PDA

View Full Version : Automating Server Maintenance


bkonia
12-05-2008, 03:31 PM
CentOS comes preinstalled with a number of utilities, such as logwatch and smartd, that help to simplify and automate server maintenance. My feeling is that utilities such as these would be very useful in terms of maintaining the servers that comprise an AppLogic grid. For example, I would like to receive an email notification in the event of a SMART error. However, while smartd is enabled and running on the server, sendmail is not installed. In the case of logwatch, that package is not installed at all. It seems like the CentOS installed by AppLogic is the bare minimum and lacks many of these utilities.
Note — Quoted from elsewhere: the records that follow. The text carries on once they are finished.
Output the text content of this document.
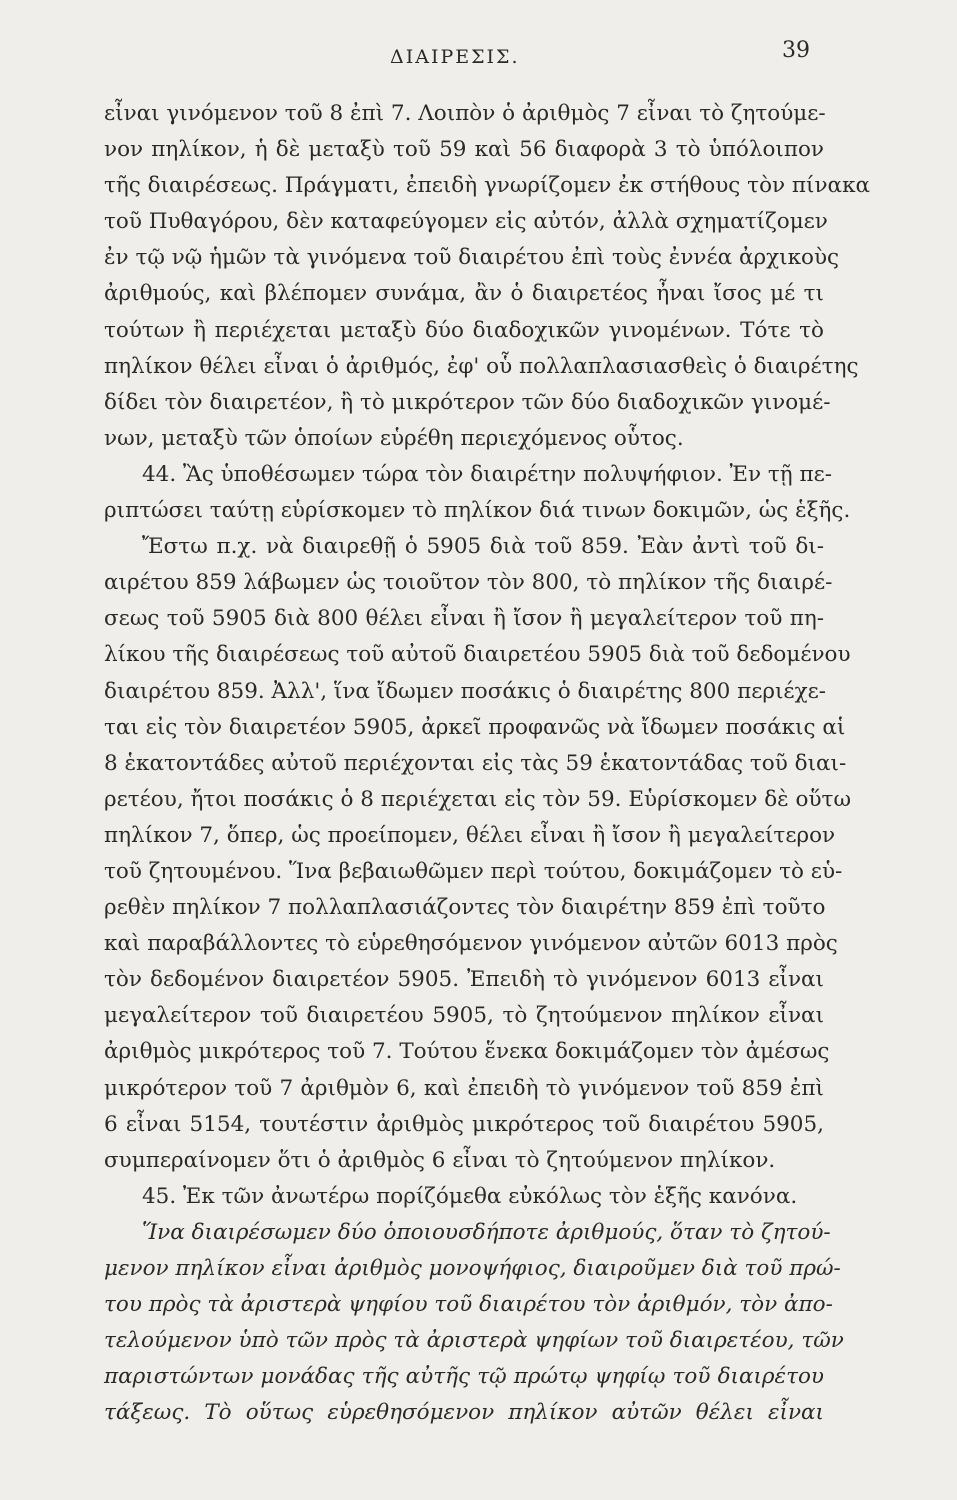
ΔΙΑΙΡΕΣΙΣ.	39
εἶναι γινόμενον τοῦ 8 ἐπὶ 7. Λοιπὸν ὁ ἀριθμὸς 7 εἶναι τὸ ζητούμε-
νον πηλίκον, ἡ δὲ μεταξὺ τοῦ 59 καὶ 56 διαφορὰ 3 τὸ ὑπόλοιπον
τῆς διαιρέσεως. Πράγματι, ἐπειδὴ γνωρίζομεν ἐκ στήθους τὸν πίνακα
τοῦ Πυθαγόρου, δὲν καταφεύγομεν εἰς αὐτόν, ἀλλὰ σχηματίζομεν
ἐν τῷ νῷ ἡμῶν τὰ γινόμενα τοῦ διαιρέτου ἐπὶ τοὺς ἐννέα ἀρχικοὺς
ἀριθμούς, καὶ βλέπομεν συνάμα, ἂν ὁ διαιρετέος ἦναι ἴσος μέ τι
τούτων ἢ περιέχεται μεταξὺ δύο διαδοχικῶν γινομένων. Τότε τὸ
πηλίκον θέλει εἶναι ὁ ἀριθμός, ἐφ' οὗ πολλαπλασιασθεὶς ὁ διαιρέτης
δίδει τὸν διαιρετέον, ἢ τὸ μικρότερον τῶν δύο διαδοχικῶν γινομέ-
νων, μεταξὺ τῶν ὁποίων εὑρέθη περιεχόμενος οὗτος.
44. Ἂς ὑποθέσωμεν τώρα τὸν διαιρέτην πολυψήφιον. Ἐν τῇ πε-
ριπτώσει ταύτῃ εὑρίσκομεν τὸ πηλίκον διά τινων δοκιμῶν, ὡς ἑξῆς.
Ἔστω π.χ. νὰ διαιρεθῇ ὁ 5905 διὰ τοῦ 859. Ἐὰν ἀντὶ τοῦ δι-
αιρέτου 859 λάβωμεν ὡς τοιοῦτον τὸν 800, τὸ πηλίκον τῆς διαιρέ-
σεως τοῦ 5905 διὰ 800 θέλει εἶναι ἢ ἴσον ἢ μεγαλείτερον τοῦ πη-
λίκου τῆς διαιρέσεως τοῦ αὐτοῦ διαιρετέου 5905 διὰ τοῦ δεδομένου
διαιρέτου 859. Ἀλλ', ἵνα ἴδωμεν ποσάκις ὁ διαιρέτης 800 περιέχε-
ται εἰς τὸν διαιρετέον 5905, ἀρκεῖ προφανῶς νὰ ἴδωμεν ποσάκις αἱ
8 ἑκατοντάδες αὐτοῦ περιέχονται εἰς τὰς 59 ἑκατοντάδας τοῦ διαι-
ρετέου, ἤτοι ποσάκις ὁ 8 περιέχεται εἰς τὸν 59. Εὑρίσκομεν δὲ οὕτω
πηλίκον 7, ὅπερ, ὡς προείπομεν, θέλει εἶναι ἢ ἴσον ἢ μεγαλείτερον
τοῦ ζητουμένου. Ἵνα βεβαιωθῶμεν περὶ τούτου, δοκιμάζομεν τὸ εὑ-
ρεθὲν πηλίκον 7 πολλαπλασιάζοντες τὸν διαιρέτην 859 ἐπὶ τοῦτο
καὶ παραβάλλοντες τὸ εὑρεθησόμενον γινόμενον αὐτῶν 6013 πρὸς
τὸν δεδομένον διαιρετέον 5905. Ἐπειδὴ τὸ γινόμενον 6013 εἶναι
μεγαλείτερον τοῦ διαιρετέου 5905, τὸ ζητούμενον πηλίκον εἶναι
ἀριθμὸς μικρότερος τοῦ 7. Τούτου ἕνεκα δοκιμάζομεν τὸν ἀμέσως
μικρότερον τοῦ 7 ἀριθμὸν 6, καὶ ἐπειδὴ τὸ γινόμενον τοῦ 859 ἐπὶ
6 εἶναι 5154, τουτέστιν ἀριθμὸς μικρότερος τοῦ διαιρέτου 5905,
συμπεραίνομεν ὅτι ὁ ἀριθμὸς 6 εἶναι τὸ ζητούμενον πηλίκον.
45. Ἐκ τῶν ἀνωτέρω πορίζόμεθα εὐκόλως τὸν ἑξῆς κανόνα.
Ἵνα διαιρέσωμεν δύο ὁποιουσδήποτε ἀριθμούς, ὅταν τὸ ζητού-
μενον πηλίκον εἶναι ἀριθμὸς μονοψήφιος, διαιροῦμεν διὰ τοῦ πρώ-
του πρὸς τὰ ἀριστερὰ ψηφίου τοῦ διαιρέτου τὸν ἀριθμόν, τὸν ἀπο-
τελούμενον ὑπὸ τῶν πρὸς τὰ ἀριστερὰ ψηφίων τοῦ διαιρετέου, τῶν
παριστώντων μονάδας τῆς αὐτῆς τῷ πρώτῳ ψηφίῳ τοῦ διαιρέτου
τάξεως. Τὸ οὕτως εὑρεθησόμενον πηλίκον αὐτῶν θέλει εἶναι
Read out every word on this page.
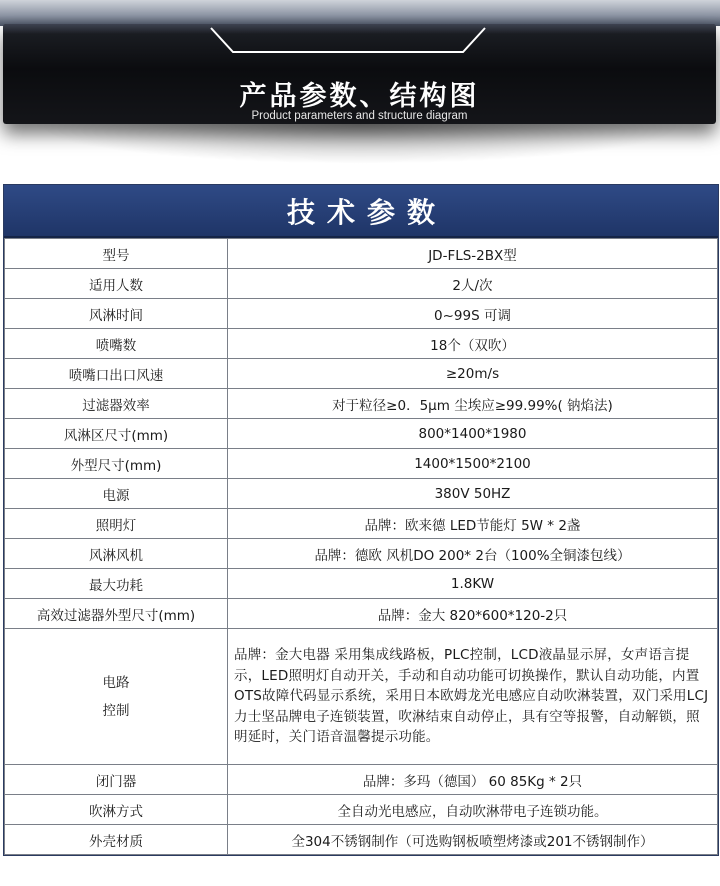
产品参数、结构图
Product parameters and structure diagram
技术参数
型号	JD-FLS-2BX型
适用人数	2人/次
风淋时间	0~99S 可调
喷嘴数	18个（双吹）
喷嘴口出口风速	≥20m/s
过滤器效率	对于粒径≥0．5μm 尘埃应≥99.99%( 钠焰法)
风淋区尺寸(mm)	800*1400*1980
外型尺寸(mm)	1400*1500*2100
电源	380V 50HZ
照明灯	品牌：欧来德 LED节能灯 5W * 2盏
风淋风机	品牌：德欧 风机DO 200* 2台（100%全铜漆包线）
最大功耗	1.8KW
高效过滤器外型尺寸(mm)	品牌：金大 820*600*120-2只

电路
控制	品牌：金大电器 采用集成线路板，PLC控制，LCD液晶显示屏，女声语言提示，LED照明灯自动开关，手动和自动功能可切换操作，默认自动功能，内置OTS故障代码显示系统，采用日本欧姆龙光电感应自动吹淋装置，双门采用LCJ力士坚品牌电子连锁装置，吹淋结束自动停止，具有空等报警，自动解锁，照明延时，关门语音温馨提示功能。
闭门器	品牌：多玛（德国） 60 85Kg * 2只
吹淋方式	全自动光电感应，自动吹淋带电子连锁功能。
外壳材质	全304不锈钢制作（可选购钢板喷塑烤漆或201不锈钢制作）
I realize that I could go ahead and install sendmail, logwatch, etc... but I'm hesitant to do so because of the stern warning issued when you login to an AppLogic server. It basically says that modifying anything on the server is a violation of the license agreement. I understand and agree with the logic behind this policy, but it's frustrating to not have access to well-established Linux utilities that make server administration easier and more automated.

I also realize that AppLogic has its own email notification system configurable by Aldo, but it appears that the notifications are currently limited to grid-level events and do not include server-level events such as smartd notifications, etc... Therefore, my question is:

1. Are there any plans to expand the scope of the AppLogic notification system to include server-level events?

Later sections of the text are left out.